UBS Asset Management has continued with its domination of the ESG space in European ETFs with the launch of a series of three ETFs based on indices from STOXX, MSCI and JP Morgan, and has also announced that its MSCI World Socially Responsible UCITS ETF, launched in 2011, has gone over EUR1.23 billion in July 2019.
This is the first European ESG ETF to go over the EUR1.0 billion threshold and makes UBS AM’s the biggest provider of ESG ETFs in Europe with 34 per cent of the assets under management.
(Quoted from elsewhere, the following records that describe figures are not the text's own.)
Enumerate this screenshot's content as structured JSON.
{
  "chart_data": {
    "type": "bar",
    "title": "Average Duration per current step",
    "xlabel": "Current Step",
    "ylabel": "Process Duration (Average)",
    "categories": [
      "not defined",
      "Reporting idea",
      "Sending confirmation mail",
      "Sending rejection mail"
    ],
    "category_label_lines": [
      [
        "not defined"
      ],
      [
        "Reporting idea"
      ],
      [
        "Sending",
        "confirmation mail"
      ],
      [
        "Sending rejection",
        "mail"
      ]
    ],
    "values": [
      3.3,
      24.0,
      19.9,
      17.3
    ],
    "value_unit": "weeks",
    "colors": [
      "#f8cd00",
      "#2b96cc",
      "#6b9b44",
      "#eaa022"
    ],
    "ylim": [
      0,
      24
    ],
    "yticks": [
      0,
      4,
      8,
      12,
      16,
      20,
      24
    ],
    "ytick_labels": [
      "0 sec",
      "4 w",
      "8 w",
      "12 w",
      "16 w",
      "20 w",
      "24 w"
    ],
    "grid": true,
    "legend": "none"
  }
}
Andrew Walsh (pictured), head of Passive & ETF Specialist Sales for UK & Ireland, UBS Asset Management, says: “There has been a wide array of clients who have been buying into this range of products but it’s been wealth managers who have made up the largest proportion of the buyers in these as these ETFs provide simple access to best in class ESG companies in a neat wrapper. Increasingly, we are finding that wealth managers are looking to replace core exposures with more sustainable versions of these.”
From conversations with wealth clients and those drawn from the family office and IFA community, clients are driving the demand for ESG or SRI type investment, particularly the next generation, who have read about ESG investing.
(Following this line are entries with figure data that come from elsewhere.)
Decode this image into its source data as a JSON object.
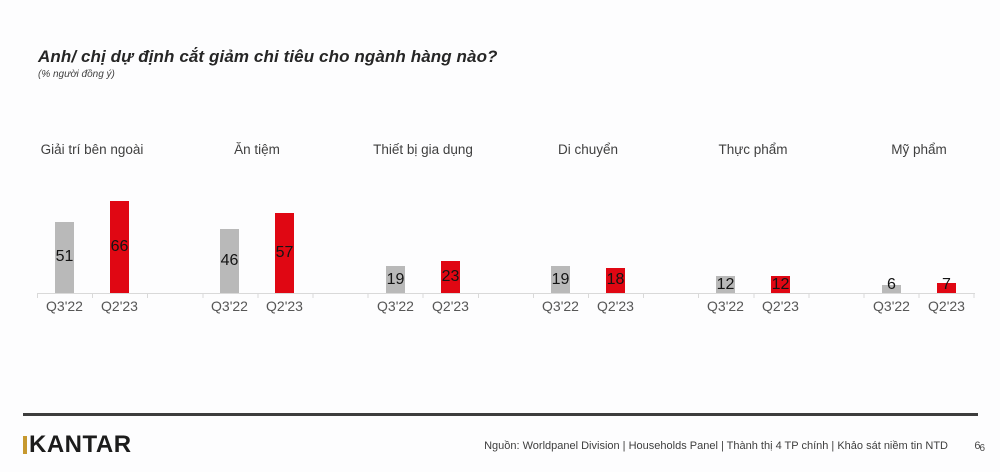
{
  "title": "Anh/ chị dự định cắt giảm chi tiêu cho ngành hàng nào?",
  "subtitle": "(% người đồng ý)",
  "chart_data": {
    "type": "bar",
    "title": "Anh/ chị dự định cắt giảm chi tiêu cho ngành hàng nào?",
    "unit_note": "(% người đồng ý)",
    "categories": [
      "Giải trí bên ngoài",
      "Ăn tiệm",
      "Thiết bị gia dụng",
      "Di chuyển",
      "Thực phẩm",
      "Mỹ phẩm"
    ],
    "series": [
      {
        "name": "Q3'22",
        "color": "#b9b9b9",
        "values": [
          51,
          46,
          19,
          19,
          12,
          6
        ]
      },
      {
        "name": "Q2'23",
        "color": "#e00713",
        "values": [
          66,
          57,
          23,
          18,
          12,
          7
        ]
      }
    ],
    "ylim": [
      0,
      70
    ],
    "grid": false,
    "value_axis_visible": false,
    "legend_position": "none",
    "value_labels": "inside-bar"
  },
  "footer": {
    "logo": "KANTAR",
    "source": "Nguồn: Worldpanel Division | Households Panel | Thành thị 4 TP chính | Khảo sát niềm tin NTD",
    "page_number_a": "6",
    "page_number_b": "6"
  },
  "colors": {
    "bar_gray": "#b9b9b9",
    "bar_red": "#e00713",
    "axis_line": "#d9d9d9",
    "footer_rule": "#3d3d3d",
    "logo_gold": "#c7992f"
  }
}
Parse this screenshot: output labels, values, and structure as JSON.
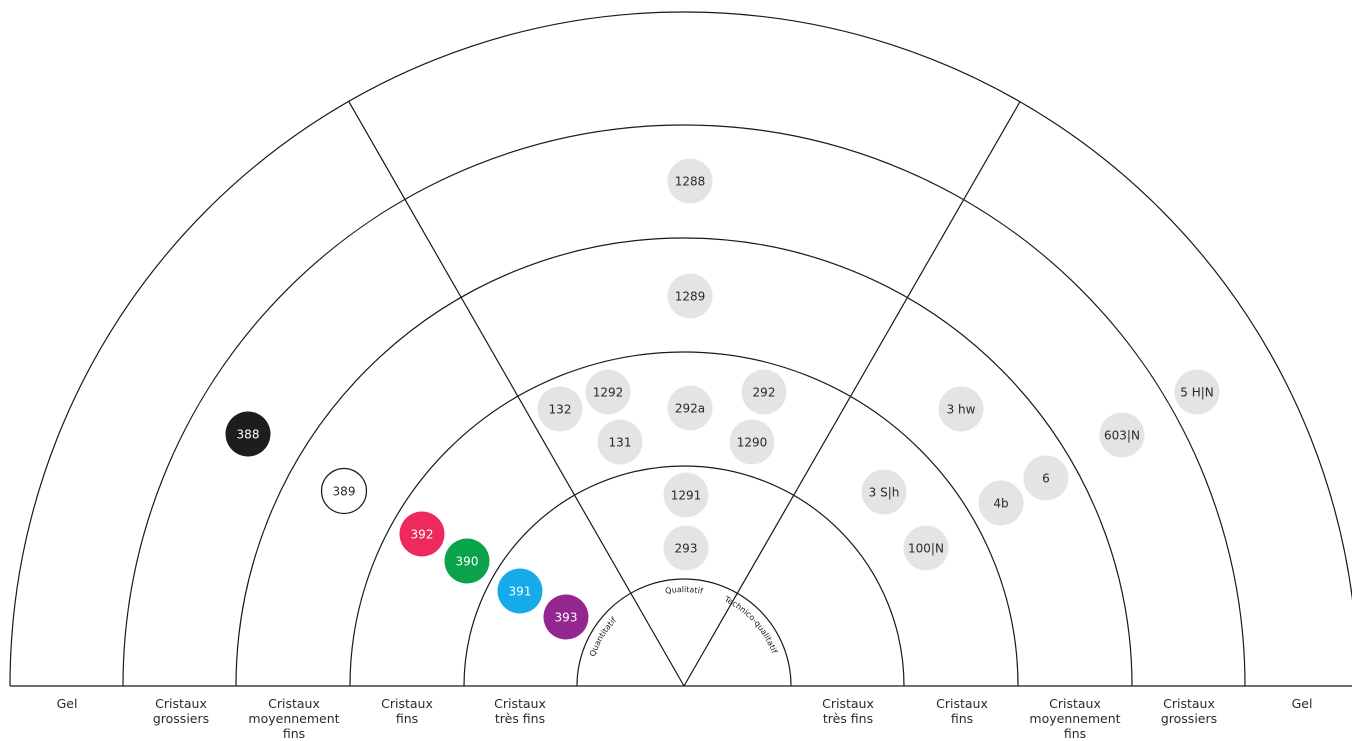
{
  "center_labels": {
    "left": "Quantitatif",
    "top": "Qualitatif",
    "right": "Technico-qualitatif"
  },
  "zones_left": [
    {
      "key": "gel",
      "lines": [
        "Gel"
      ]
    },
    {
      "key": "grossiers",
      "lines": [
        "Cristaux",
        "grossiers"
      ]
    },
    {
      "key": "moyennement",
      "lines": [
        "Cristaux",
        "moyennement",
        "fins"
      ]
    },
    {
      "key": "fins",
      "lines": [
        "Cristaux",
        "fins"
      ]
    },
    {
      "key": "tres-fins",
      "lines": [
        "Cristaux",
        "très fins"
      ]
    }
  ],
  "zones_right": [
    {
      "key": "tres-fins",
      "lines": [
        "Cristaux",
        "très fins"
      ]
    },
    {
      "key": "fins",
      "lines": [
        "Cristaux",
        "fins"
      ]
    },
    {
      "key": "moyennement",
      "lines": [
        "Cristaux",
        "moyennement",
        "fins"
      ]
    },
    {
      "key": "grossiers",
      "lines": [
        "Cristaux",
        "grossiers"
      ]
    },
    {
      "key": "gel",
      "lines": [
        "Gel"
      ]
    }
  ],
  "products": [
    {
      "label": "1288",
      "style": "grey"
    },
    {
      "label": "1289",
      "style": "grey"
    },
    {
      "label": "132",
      "style": "grey"
    },
    {
      "label": "1292",
      "style": "grey"
    },
    {
      "label": "292a",
      "style": "grey"
    },
    {
      "label": "292",
      "style": "grey"
    },
    {
      "label": "131",
      "style": "grey"
    },
    {
      "label": "1290",
      "style": "grey"
    },
    {
      "label": "1291",
      "style": "grey"
    },
    {
      "label": "293",
      "style": "grey"
    },
    {
      "label": "3 hw",
      "style": "grey"
    },
    {
      "label": "5 H|N",
      "style": "grey"
    },
    {
      "label": "603|N",
      "style": "grey"
    },
    {
      "label": "6",
      "style": "grey"
    },
    {
      "label": "3 S|h",
      "style": "grey"
    },
    {
      "label": "4b",
      "style": "grey"
    },
    {
      "label": "100|N",
      "style": "grey"
    },
    {
      "label": "388",
      "style": "black"
    },
    {
      "label": "389",
      "style": "outline"
    },
    {
      "label": "392",
      "style": "red"
    },
    {
      "label": "390",
      "style": "green"
    },
    {
      "label": "391",
      "style": "blue"
    },
    {
      "label": "393",
      "style": "purple"
    }
  ],
  "colors": {
    "grey": "#e4e4e6",
    "black": "#1e1c1c",
    "outline": "#ffffff",
    "red": "#ee2a5c",
    "green": "#0aa24b",
    "blue": "#14abe8",
    "purple": "#93278f",
    "dark_text": "#2a2a2a",
    "light_text": "#ffffff"
  }
}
“There is an interesting development whereby the new generation of investors, where money has been passed down a generation, are reviewing their investments and saying ‘why would I want to own weapons or tobacco stocks?’” Walsh says.
“Of course, we are the product end and not privy to exactly what the end- investors are saying and thinking, but these are the sorts of things we hear from clients. Further, there seems to be a healthy amount of demand for more targeted ESG exposures and this is why we continue to develop more innovative products in this space.”
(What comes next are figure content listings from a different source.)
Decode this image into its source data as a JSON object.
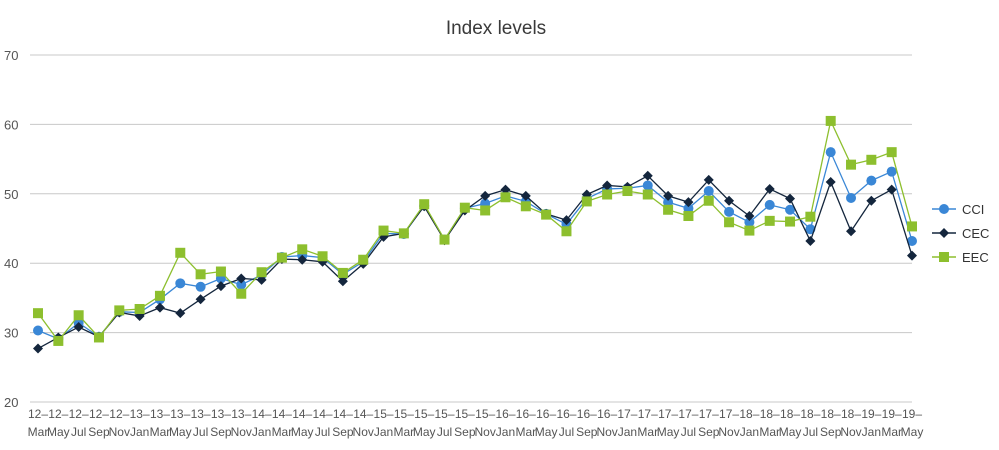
{
  "chart_data": {
    "type": "line",
    "title": "Index levels",
    "xlabel": "",
    "ylabel": "",
    "ylim": [
      20,
      70
    ],
    "yticks": [
      20,
      30,
      40,
      50,
      60,
      70
    ],
    "grid": true,
    "legend_position": "right",
    "x": [
      "12–Mar",
      "12–May",
      "12–Jul",
      "12–Sep",
      "12–Nov",
      "13–Jan",
      "13–Mar",
      "13–May",
      "13–Jul",
      "13–Sep",
      "13–Nov",
      "14–Jan",
      "14–Mar",
      "14–May",
      "14–Jul",
      "14–Sep",
      "14–Nov",
      "15–Jan",
      "15–Mar",
      "15–May",
      "15–Jul",
      "15–Sep",
      "15–Nov",
      "16–Jan",
      "16–Mar",
      "16–May",
      "16–Jul",
      "16–Sep",
      "16–Nov",
      "17–Jan",
      "17–Mar",
      "17–May",
      "17–Jul",
      "17–Sep",
      "17–Nov",
      "18–Jan",
      "18–Mar",
      "18–May",
      "18–Jul",
      "18–Sep",
      "18–Nov",
      "19–Jan",
      "19–Mar",
      "19–May"
    ],
    "series": [
      {
        "name": "CCI",
        "color": "#3a87d6",
        "marker": "circle",
        "values": [
          30.3,
          29.1,
          31.4,
          29.4,
          33.0,
          32.9,
          34.8,
          37.1,
          36.6,
          37.8,
          36.9,
          38.3,
          40.9,
          41.1,
          40.8,
          38.4,
          40.2,
          44.3,
          44.2,
          48.3,
          43.4,
          47.9,
          48.6,
          49.7,
          48.9,
          47.1,
          45.6,
          49.3,
          50.7,
          50.8,
          51.2,
          48.8,
          47.9,
          50.4,
          47.4,
          45.9,
          48.4,
          47.7,
          44.9,
          56.0,
          49.4,
          51.9,
          53.2,
          43.2
        ]
      },
      {
        "name": "CEC",
        "color": "#14263d",
        "marker": "diamond",
        "values": [
          27.7,
          29.3,
          30.8,
          29.4,
          32.9,
          32.4,
          33.6,
          32.8,
          34.8,
          36.7,
          37.8,
          37.6,
          40.6,
          40.5,
          40.2,
          37.4,
          39.9,
          43.8,
          44.3,
          48.2,
          43.3,
          47.6,
          49.7,
          50.6,
          49.7,
          47.1,
          46.2,
          49.9,
          51.2,
          51.0,
          52.6,
          49.7,
          48.8,
          52.0,
          49.0,
          46.8,
          50.7,
          49.3,
          43.2,
          51.7,
          44.6,
          49.0,
          50.6,
          41.1
        ]
      },
      {
        "name": "EEC",
        "color": "#8dbf2e",
        "marker": "square",
        "values": [
          32.8,
          28.8,
          32.5,
          29.3,
          33.2,
          33.4,
          35.3,
          41.5,
          38.4,
          38.8,
          35.6,
          38.7,
          40.8,
          42.0,
          41.0,
          38.6,
          40.5,
          44.7,
          44.3,
          48.5,
          43.4,
          48.0,
          47.6,
          49.5,
          48.2,
          47.0,
          44.6,
          48.9,
          49.9,
          50.4,
          49.9,
          47.7,
          46.8,
          49.0,
          45.9,
          44.7,
          46.1,
          46.0,
          46.7,
          60.5,
          54.2,
          54.9,
          56.0,
          45.3
        ]
      }
    ]
  }
}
The new ETFs offer access to core Eurozone ESG-screened blue-chips through the UBS ETF (LU) EURO STOXX 50 ESG UCITS ETF; Chinese equities that pass ESG screening criteria are now accessible for the first time passively via the UBS ETF (LU) MSCI China ESG Universal UCITS ETF and investment grade USD denominated Emerging Market debt with a sustainability filter is now available via the UBS ETF (LU) J.P. Morgan USD EM IG ESG Diversified Bond UCITS ETF.
Walsh describes this last ETF as esoteric, which he believes is a good sign that the space and the appetite in the space is growing.
The original ETF, the MSCI World SRI ETF, includes companies that represent the top quartile on ESG criteria. “If you remove 75 per cent of the index, you are creating a best-in-class profile,” Walsh says.
The ESG filters across the emerging markets and, in particular, China, are not as strict but are designed to allow the ETFs to be viable alternatives to the standard type of product in each sector.
The China ESG Universal UCITS ETF, which offers a SRI ETF route to China for the first time, is based on the MSCI China ESG Universal Index, which favours companies with ‘a robust and an improving ESG profile’, and excludes companies that are ESG and/or controversy unrated, as well as those which have been involved in controversies or involved in the production of controversial weapons.
The ESG EM Diversified Investment grade bond ETF is designed to offer a credit and sustainability filtered selection of sovereign and corporate Emerging Market USD debt, and to offer diversification to bond portfolios.
UBS AM notes that sustainability-focused ETFs in Europe have seen assets reach EUR17 billion, up 70 per cent compared to the end of 2018, according to Morningstar. While equities in the ESG ETF sector represent 84 per cent of total assets, ESG fixed income ETFs have also seen growth with a doubling of assets in the last 12 months to assets of EUR2.8 billion.